Four years ago, Clinton was welcomed with resounding cheers by hundreds of staff at the State Department as, on her first day as the top US diplomat, she declared "a new era for America."

After almost a million miles travelled, 112 countries visited and some 400 days spent on a plane, she is poised to step down as secretary of state, basking in the praise of world leaders for having restored US standing.

Clinton, 65, has been a vocal advocate for America, championing democracy and what she calls "smart power."

Born in Illinois in October 1947, her rise from being a lawyer trained at Yale University where she met Bill in 1974, to the highest echelons of power has carved a path for women everywhere.

In 2008 she almost made history as she sought the Democratic presidential nomination, and conceded defeat to Obama. Despite her denials, many are convinced she will run again, although it is possible her health could become an issue. "The Democrats want her to run. I mean a whole lot of Democrats, like 90 per cent across the country," Democratic strategist James Carville said earlier this month.

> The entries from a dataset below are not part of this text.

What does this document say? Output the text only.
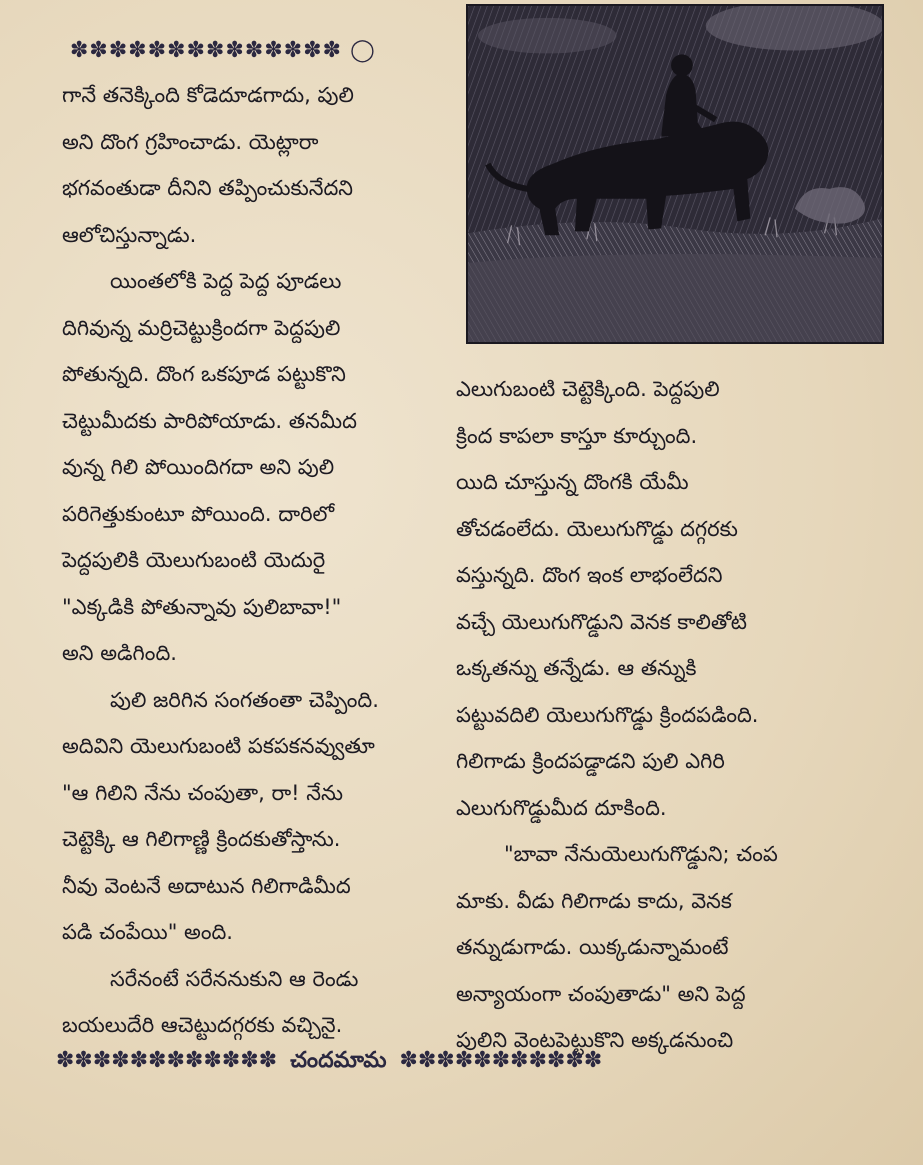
✽✽✽✽✽✽✽✽✽✽✽✽✽✽ ◯

గానే తనెక్కింది కోడెదూడగాదు, పులి

అని దొంగ గ్రహించాడు. యెట్లారా

భగవంతుడా దీనిని తప్పించుకునేదని

ఆలోచిస్తున్నాడు.

యింతలోకి పెద్ద పెద్ద పూడలు

దిగివున్న మర్రిచెట్టుక్రిందగా పెద్దపులి

పోతున్నది. దొంగ ఒకపూడ పట్టుకొని

చెట్టుమీదకు పారిపోయాడు. తనమీద

వున్న గిలి పోయిందిగదా అని పులి

పరిగెత్తుకుంటూ పోయింది. దారిలో

పెద్దపులికి యెలుగుబంటి యెదురై

"ఎక్కడికి పోతున్నావు పులిబావా!"

అని అడిగింది.

పులి జరిగిన సంగతంతా చెప్పింది.

అదివిని యెలుగుబంటి పకపకనవ్వుతూ

"ఆ గిలిని నేను చంపుతా, రా! నేను

చెట్టెక్కి ఆ గిలిగాణ్ణి క్రిందకుతోస్తాను.

నీవు వెంటనే అదాటున గిలిగాడిమీద

పడి చంపేయి" అంది.

సరేనంటే సరేననుకుని ఆ రెండు

బయలుదేరి ఆచెట్టుదగ్గరకు వచ్చినై.

ఎలుగుబంటి చెట్టెక్కింది. పెద్దపులి

క్రింద కాపలా కాస్తూ కూర్చుంది.

యిది చూస్తున్న దొంగకి యేమీ

తోచడంలేదు. యెలుగుగొడ్డు దగ్గరకు

వస్తున్నది. దొంగ ఇంక లాభంలేదని

వచ్చే యెలుగుగొడ్డుని వెనక కాలితోటి

ఒక్కతన్ను తన్నేడు. ఆ తన్నుకి

పట్టువదిలి యెలుగుగొడ్డు క్రిందపడింది.

గిలిగాడు క్రిందపడ్డాడని పులి ఎగిరి

ఎలుగుగొడ్డుమీద దూకింది.

"బావా నేనుయెలుగుగొడ్డుని; చంప

మాకు. వీడు గిలిగాడు కాదు, వెనక

తన్నుడుగాడు. యిక్కడున్నామంటే

అన్యాయంగా చంపుతాడు" అని పెద్ద

పులిని వెంటపెట్టుకొని అక్కడనుంచి

✽✽✽✽✽✽✽✽✽✽✽✽ చందమామ ✽✽✽✽✽✽✽✽✽✽✽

After their bitter primaries battle, most were taken by surprise when Obama nominated her as secretary of state.

But Clinton has proved steadfastly loyal, even in many minds taking a bullet for Obama by assuming responsibility for the deaths of four diplomatic staff in the September attack on the US mission in Benghazi, Libya - a tragedy she calls her "worst time" in office. She has yet to testify publicly since a damning State Department report found security at the mission "grossly inadequate."

Now she insists that it is time to rest.

And if her daughter, Chelsea, obliges, even welcome a long-awaited grandchild into her life.